Months of research, weeks of construction and $10,000 - that's what it took to capture the essence of Uriarra.
Loop, the latest work by Australian National University School of Art lecturer and PhD student Dan Stewart-Moore, was unveiled in the village on Sunday as part of the centenary of Canberra celebrations.

The $10,000 piece is his first public artwork for Canberra, a sculpture of 100 timber triangles designed after interviews and forums with the village residents.
''This is something really, really different and the biggest difference is actually working with the community,'' he said. ''I normally sit in my shed and I work away for a few months and no one else has any input.''
Since being approached by the Centenary of Canberra team in August, Stewart-Moore said he had learnt about the history of the village and its devastation during the 2003 bushfires.

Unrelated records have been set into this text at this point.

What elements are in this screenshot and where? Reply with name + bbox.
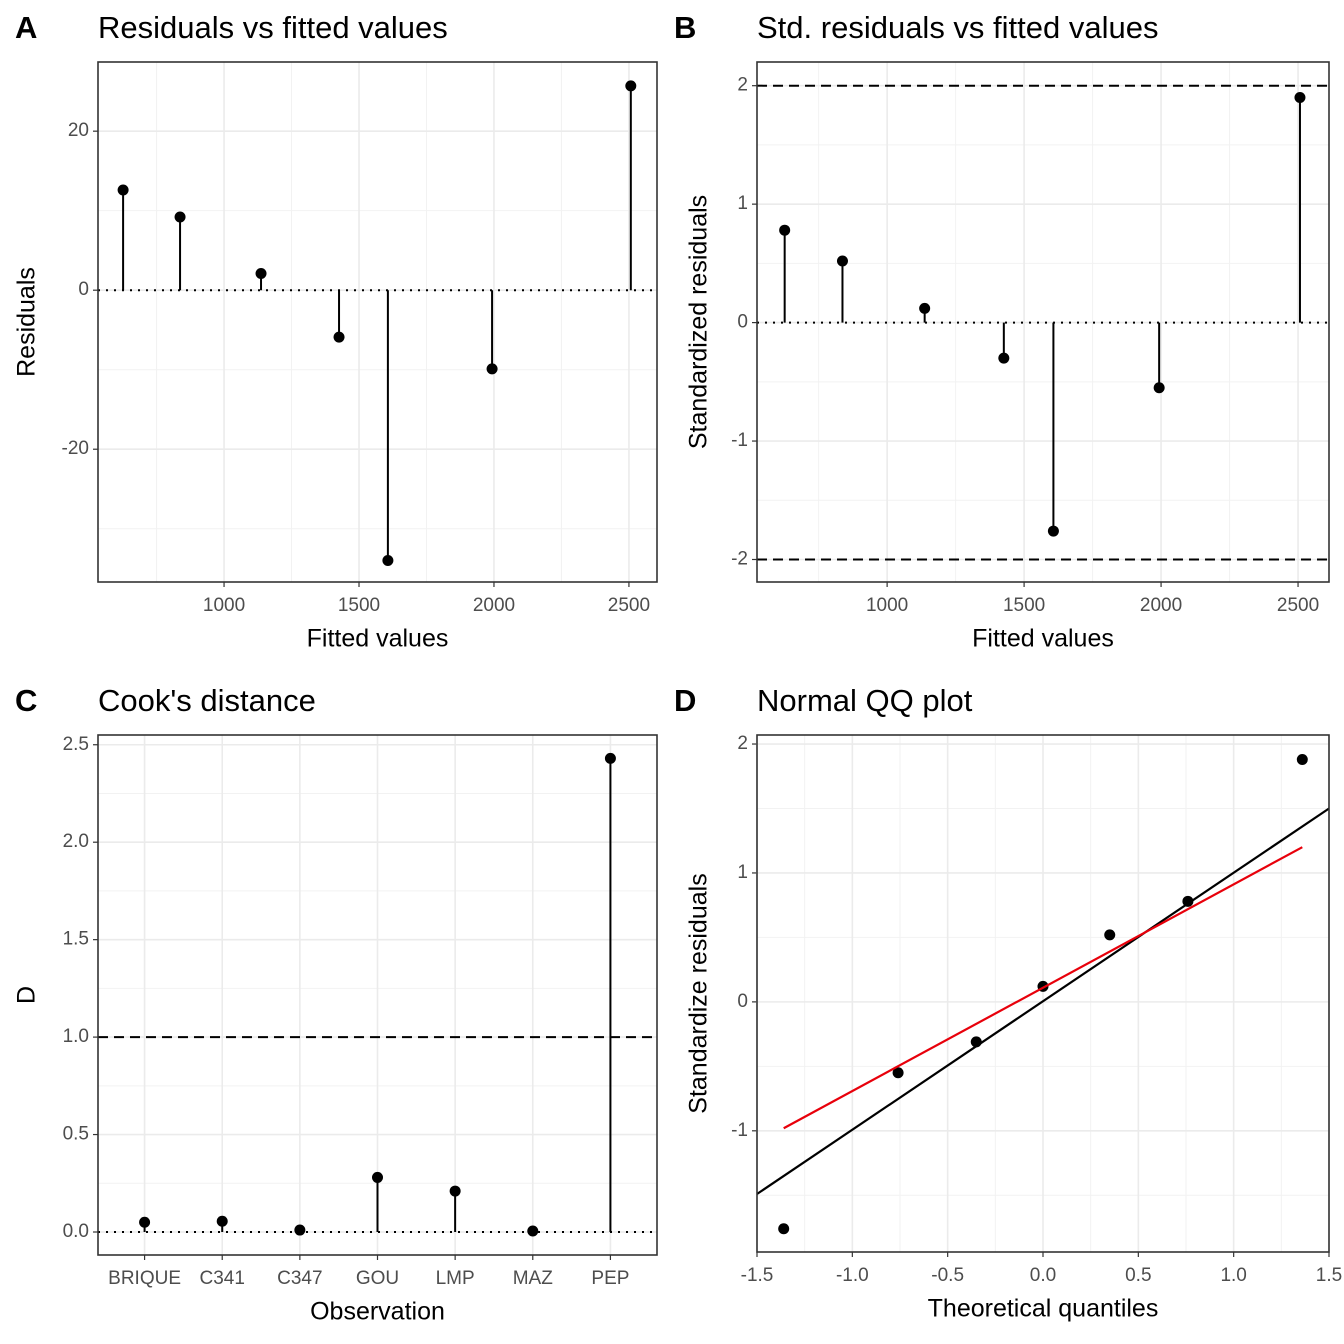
plot-border [756,734,1330,1253]
x-tick-label: 2000 [1140,595,1182,616]
x-axis-label: Observation [310,1298,445,1326]
point [1182,895,1194,907]
point [1296,753,1308,765]
panel-title: Std. residuals vs fitted values [757,10,1158,45]
x-tick-label: -0.5 [931,1265,964,1286]
x-axis-label: Fitted values [972,625,1114,653]
panel-title: Residuals vs fitted values [98,10,448,45]
x-tick-label: 2500 [608,595,650,616]
y-tick-label: 2 [737,733,748,754]
point [372,1171,383,1183]
point [778,1223,790,1235]
plot-border [97,61,658,583]
y-tick-label: 2 [737,75,748,96]
plot-border [756,61,1330,583]
point [382,555,394,567]
y-tick-label: 0 [78,279,89,300]
y-axis-label: Standardized residuals [685,195,713,449]
y-tick-label: 1 [737,193,748,214]
panel-title: Cook's distance [98,683,316,718]
y-tick-label: 1.0 [63,1026,89,1047]
y-tick-label: 2.5 [63,734,89,755]
point [255,267,267,279]
x-tick-label: 2000 [473,595,515,616]
point [294,1224,306,1236]
point [625,80,637,92]
x-tick-label: 2500 [1277,595,1319,616]
plot-border [97,734,658,1256]
fit-line [756,807,1330,1195]
x-tick-label: PEP [591,1268,629,1289]
x-tick-label: -1.0 [836,1265,869,1286]
y-tick-label: 1 [737,862,748,883]
y-axis-label: Residuals [13,267,41,377]
y-axis-label: Standardize residuals [685,873,713,1113]
y-axis-label: D [13,986,41,1004]
point [449,1185,461,1197]
y-tick-label: -2 [731,549,748,570]
panel: -2 -1 0 1 2 1000 1500 2000 2500 B Std. residuals v… [674,10,1330,653]
panel: 0.0 0.5 1.0 1.5 2.0 2.5 BRIQUE C341 C347 GOU LMP MA… [13,683,658,1326]
x-tick-label: 1.5 [1316,1265,1342,1286]
panel-letter: D [674,683,696,718]
x-axis-label: Theoretical quantiles [928,1295,1159,1323]
panel: -20 0 20 1000 1500 2000 2500 A Residuals vs fitt… [13,10,658,653]
y-tick-label: 2.0 [63,831,89,852]
point [604,752,616,764]
x-tick-label: C341 [200,1268,245,1289]
point [1104,929,1116,941]
point [117,184,129,196]
x-tick-label: 1500 [338,595,380,616]
point [998,352,1010,364]
x-tick-label: C347 [277,1268,322,1289]
x-tick-label: 1000 [866,595,908,616]
point [1153,382,1165,394]
x-tick-label: -1.5 [741,1265,774,1286]
x-tick-label: 0.5 [1125,1265,1151,1286]
plot-background [98,62,657,582]
y-tick-label: -20 [62,438,89,459]
x-tick-label: MAZ [513,1268,554,1289]
y-tick-label: 0.5 [63,1124,89,1145]
point [174,211,186,223]
panel: -1 0 1 2 -1.5 -1.0 -0.5 0.0 0.5 1.0 1.5 D Normal QQ … [674,683,1342,1322]
panel-title: Normal QQ plot [757,683,973,718]
x-tick-label: 0.0 [1030,1265,1056,1286]
x-tick-label: 1000 [203,595,245,616]
x-tick-label: BRIQUE [108,1268,181,1289]
y-tick-label: 20 [68,120,89,141]
point [1294,92,1306,104]
fit-line [783,846,1303,1130]
x-tick-label: 1500 [1003,595,1045,616]
point [527,1225,539,1237]
panel-letter: C [15,683,37,718]
panel-letter: A [15,10,37,45]
y-tick-label: -1 [731,1120,748,1141]
point [486,363,498,375]
x-tick-label: GOU [356,1268,399,1289]
x-tick-label: LMP [436,1268,475,1289]
y-tick-label: -1 [731,430,748,451]
point [216,1215,228,1227]
point [779,224,791,236]
y-tick-label: 0.0 [63,1221,89,1242]
y-tick-label: 0 [737,312,748,333]
point [139,1216,151,1228]
panel-letter: B [674,10,696,45]
point [892,1067,904,1079]
point [836,255,848,267]
x-axis-label: Fitted values [307,625,449,653]
point [1047,525,1059,537]
point [919,302,931,314]
x-tick-label: 1.0 [1220,1265,1246,1286]
y-tick-label: 0 [737,991,748,1012]
point [333,331,345,343]
y-tick-label: 1.5 [63,929,89,950]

''The place was wiped out and a lot of the people living here now are new residents,'' he said. ''But somehow that original spirit has been dispersed into the community and that's the thing that really struck me … the essential feeling was something that drove the work.''
The region's history of forestry was incorporated into the work, according to Stewart-Moore, who designed the ''construction-type'' sculpture to reflect both the part the village played in building Canberra and its current landscape. ''I was looking at the map of the place and it literally does a loop,'' he said.
Stewart-Moore was one of 14 artists commissioned under the Portrait of a Nation: Unmade Edges - Distinctive Places program, which will see works installed in six villages.